Elle continua à marcher, et de chaudes larmes vinrent rouler sur ses joues. Son cœur battait fort, trop fort. Elle avait envie de crier, d’hurler à qui voudrait l’entendre que la vie est injuste et que les choses ne devraient pas marcher comme ça. Elle désirait pouvoir LE haïr mais savait très bien qu’elle en était incapable. Elle se sentait perdue, abandonnée, trahie, rejetée. Son petit monde, dont les engrenages semblaient si parfaits, devait faire face à une sérieuse panne, une sorte de blocage complexe, jamais rencontré auparavant. Un blocage néanmoins douloureux, c’était la seule chose dont elle était certaine, à ce moment précis.

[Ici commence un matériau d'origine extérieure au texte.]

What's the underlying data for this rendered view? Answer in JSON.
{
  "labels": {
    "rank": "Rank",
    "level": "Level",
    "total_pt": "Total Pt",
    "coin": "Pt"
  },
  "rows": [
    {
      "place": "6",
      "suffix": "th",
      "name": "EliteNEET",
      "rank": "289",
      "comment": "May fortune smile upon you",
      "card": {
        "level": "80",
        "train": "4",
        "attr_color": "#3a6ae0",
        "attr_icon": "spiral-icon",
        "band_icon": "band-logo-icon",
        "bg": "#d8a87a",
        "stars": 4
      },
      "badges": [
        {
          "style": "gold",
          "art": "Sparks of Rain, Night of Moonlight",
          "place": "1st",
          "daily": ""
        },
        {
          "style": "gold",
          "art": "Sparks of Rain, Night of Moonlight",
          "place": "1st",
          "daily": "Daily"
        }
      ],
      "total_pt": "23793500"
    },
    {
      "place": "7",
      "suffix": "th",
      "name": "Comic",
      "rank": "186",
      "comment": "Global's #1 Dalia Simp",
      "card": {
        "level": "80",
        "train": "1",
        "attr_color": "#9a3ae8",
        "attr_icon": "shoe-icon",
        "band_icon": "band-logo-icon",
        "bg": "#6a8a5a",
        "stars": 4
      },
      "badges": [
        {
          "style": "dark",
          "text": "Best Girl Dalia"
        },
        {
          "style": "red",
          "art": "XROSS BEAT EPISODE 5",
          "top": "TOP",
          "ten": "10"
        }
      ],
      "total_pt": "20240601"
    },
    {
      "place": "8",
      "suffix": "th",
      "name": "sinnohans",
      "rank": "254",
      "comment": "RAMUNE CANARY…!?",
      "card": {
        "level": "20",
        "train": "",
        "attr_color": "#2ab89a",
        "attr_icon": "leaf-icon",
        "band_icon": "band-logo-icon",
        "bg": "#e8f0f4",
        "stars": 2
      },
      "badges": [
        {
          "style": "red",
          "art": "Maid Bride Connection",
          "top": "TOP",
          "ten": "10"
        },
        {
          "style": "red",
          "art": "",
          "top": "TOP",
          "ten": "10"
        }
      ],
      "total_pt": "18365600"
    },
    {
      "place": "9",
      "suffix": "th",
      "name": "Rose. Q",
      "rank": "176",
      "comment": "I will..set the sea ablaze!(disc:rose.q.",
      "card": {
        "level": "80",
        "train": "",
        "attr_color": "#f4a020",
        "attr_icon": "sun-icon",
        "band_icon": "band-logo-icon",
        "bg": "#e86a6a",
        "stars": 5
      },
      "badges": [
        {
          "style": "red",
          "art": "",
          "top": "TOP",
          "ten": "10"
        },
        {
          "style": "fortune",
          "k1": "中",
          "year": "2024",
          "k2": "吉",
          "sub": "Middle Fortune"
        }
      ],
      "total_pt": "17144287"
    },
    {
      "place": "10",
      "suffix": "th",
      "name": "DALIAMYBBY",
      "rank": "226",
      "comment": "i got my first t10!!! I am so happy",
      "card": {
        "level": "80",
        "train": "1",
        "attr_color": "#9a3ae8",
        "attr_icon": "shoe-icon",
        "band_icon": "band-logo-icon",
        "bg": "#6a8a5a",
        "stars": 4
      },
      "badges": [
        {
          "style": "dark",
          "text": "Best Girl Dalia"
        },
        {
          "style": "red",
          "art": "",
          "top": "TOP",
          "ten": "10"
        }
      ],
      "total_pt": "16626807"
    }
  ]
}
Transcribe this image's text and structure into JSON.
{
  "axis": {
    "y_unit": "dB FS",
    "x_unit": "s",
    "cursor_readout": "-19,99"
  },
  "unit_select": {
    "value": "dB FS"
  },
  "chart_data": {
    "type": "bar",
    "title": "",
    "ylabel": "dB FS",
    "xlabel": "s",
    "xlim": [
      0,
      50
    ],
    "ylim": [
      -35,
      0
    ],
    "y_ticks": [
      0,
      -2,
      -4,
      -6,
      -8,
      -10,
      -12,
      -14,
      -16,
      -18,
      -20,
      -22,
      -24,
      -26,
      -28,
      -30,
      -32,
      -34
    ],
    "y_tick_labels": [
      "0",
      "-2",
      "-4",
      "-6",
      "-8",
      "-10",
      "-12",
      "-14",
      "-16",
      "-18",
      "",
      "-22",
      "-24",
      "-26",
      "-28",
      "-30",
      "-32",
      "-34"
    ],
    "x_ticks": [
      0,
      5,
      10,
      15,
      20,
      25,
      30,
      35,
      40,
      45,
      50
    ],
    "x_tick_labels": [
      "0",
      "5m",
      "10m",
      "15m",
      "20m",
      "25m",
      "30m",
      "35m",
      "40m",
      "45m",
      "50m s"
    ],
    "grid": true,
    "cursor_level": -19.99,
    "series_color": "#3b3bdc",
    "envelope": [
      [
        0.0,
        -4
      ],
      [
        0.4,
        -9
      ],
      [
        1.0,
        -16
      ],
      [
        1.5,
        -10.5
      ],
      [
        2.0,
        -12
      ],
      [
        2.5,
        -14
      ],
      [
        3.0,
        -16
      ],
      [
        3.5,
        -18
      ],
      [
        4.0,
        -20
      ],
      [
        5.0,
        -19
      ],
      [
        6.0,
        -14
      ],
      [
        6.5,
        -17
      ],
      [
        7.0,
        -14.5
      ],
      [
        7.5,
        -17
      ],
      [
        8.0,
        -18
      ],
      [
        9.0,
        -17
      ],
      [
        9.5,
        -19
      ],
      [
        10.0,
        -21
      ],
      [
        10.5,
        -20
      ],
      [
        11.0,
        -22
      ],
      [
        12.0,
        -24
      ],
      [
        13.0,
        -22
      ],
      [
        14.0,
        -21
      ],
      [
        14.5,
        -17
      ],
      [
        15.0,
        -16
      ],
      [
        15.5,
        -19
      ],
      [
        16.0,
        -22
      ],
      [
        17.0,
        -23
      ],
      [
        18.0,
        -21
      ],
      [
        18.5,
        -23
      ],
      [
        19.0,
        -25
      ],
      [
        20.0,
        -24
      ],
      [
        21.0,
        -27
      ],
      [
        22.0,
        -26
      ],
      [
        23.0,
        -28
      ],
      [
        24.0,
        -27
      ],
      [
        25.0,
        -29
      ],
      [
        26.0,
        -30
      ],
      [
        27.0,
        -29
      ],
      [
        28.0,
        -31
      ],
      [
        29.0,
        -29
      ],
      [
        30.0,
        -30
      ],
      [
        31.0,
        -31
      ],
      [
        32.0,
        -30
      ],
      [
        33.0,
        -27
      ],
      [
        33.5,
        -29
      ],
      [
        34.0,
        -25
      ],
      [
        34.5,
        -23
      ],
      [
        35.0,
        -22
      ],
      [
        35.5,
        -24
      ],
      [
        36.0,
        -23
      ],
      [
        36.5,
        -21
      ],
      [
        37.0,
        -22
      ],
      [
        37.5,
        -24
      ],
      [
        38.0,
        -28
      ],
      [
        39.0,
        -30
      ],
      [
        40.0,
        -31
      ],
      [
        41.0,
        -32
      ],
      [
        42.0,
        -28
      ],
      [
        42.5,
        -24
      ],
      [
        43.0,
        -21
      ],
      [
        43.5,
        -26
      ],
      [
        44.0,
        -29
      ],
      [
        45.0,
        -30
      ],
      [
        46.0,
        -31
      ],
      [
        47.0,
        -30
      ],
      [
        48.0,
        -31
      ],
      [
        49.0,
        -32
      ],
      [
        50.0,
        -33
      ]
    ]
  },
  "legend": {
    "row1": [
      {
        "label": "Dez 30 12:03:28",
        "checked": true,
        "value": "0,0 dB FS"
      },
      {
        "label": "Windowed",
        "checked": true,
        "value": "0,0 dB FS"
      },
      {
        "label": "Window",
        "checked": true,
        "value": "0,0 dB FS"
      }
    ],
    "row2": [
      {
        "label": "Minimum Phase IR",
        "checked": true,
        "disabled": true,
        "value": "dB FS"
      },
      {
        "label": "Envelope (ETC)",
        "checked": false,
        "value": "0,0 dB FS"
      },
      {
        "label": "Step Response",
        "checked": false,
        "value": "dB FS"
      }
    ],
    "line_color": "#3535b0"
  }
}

Elle aurait voulu rester là, assise sur le trottoir de sa rue tranquille, à se demander pourquoi et à pleurer jusqu’à la déshydratation, mais était-ce vraiment une solution ?

Ne pouvait-elle pas accorder quelques heures de répit à son esprit tourmenté ?

Ne pouvait-elle pas, pour une fois, faire semblant d’être profondément absorbée par les propos de ces satanés profs ?

Le lycée n’était plus qu’à quelques centaines de mètres.

La traversée de la grande cour fut pour elle une épreuve. Tous ces gens qui parlaient et qui souriaient… ils lui semblaient loin, très loin, l’abandonnant dans sa propre bulle, seule, et triste.

Elle dû se concentrer pour se remémorer son emploi du temps. Aujourd’hui, c’était mercredi, ce qui veut dire Français en première heure, Salle 1020.

Sarah rejoignit ladite salle. Certains élèves étaient déjà installés, ainsi que Mr. Simmons. La jeune fille déposa son sac sur une table, au premier rang, on ne peut plus en face du bureau délabré. Elle ne put s’empêcher de sourire devant l’expression béate de son professeur, qui, les yeux écarquillés, devait se demander s’il ne rêvait pas.

Le cours commença quelques minutes plus tard, et jamais auparavant Sarah n’avait trouvé d’intérêt à ce bouquin immonde signé Le Clezio.
Son attitude attentive et presque passionnée semblait sérieusement inquiéter Simmons.

A la fin du cours, Sarah rangea ses affaires et s’apprêta à quitter la salle. Avant cela, elle fut interrompue par Simmons.

« C’était très bien aujourd’hui, mademoiselle Guérin. »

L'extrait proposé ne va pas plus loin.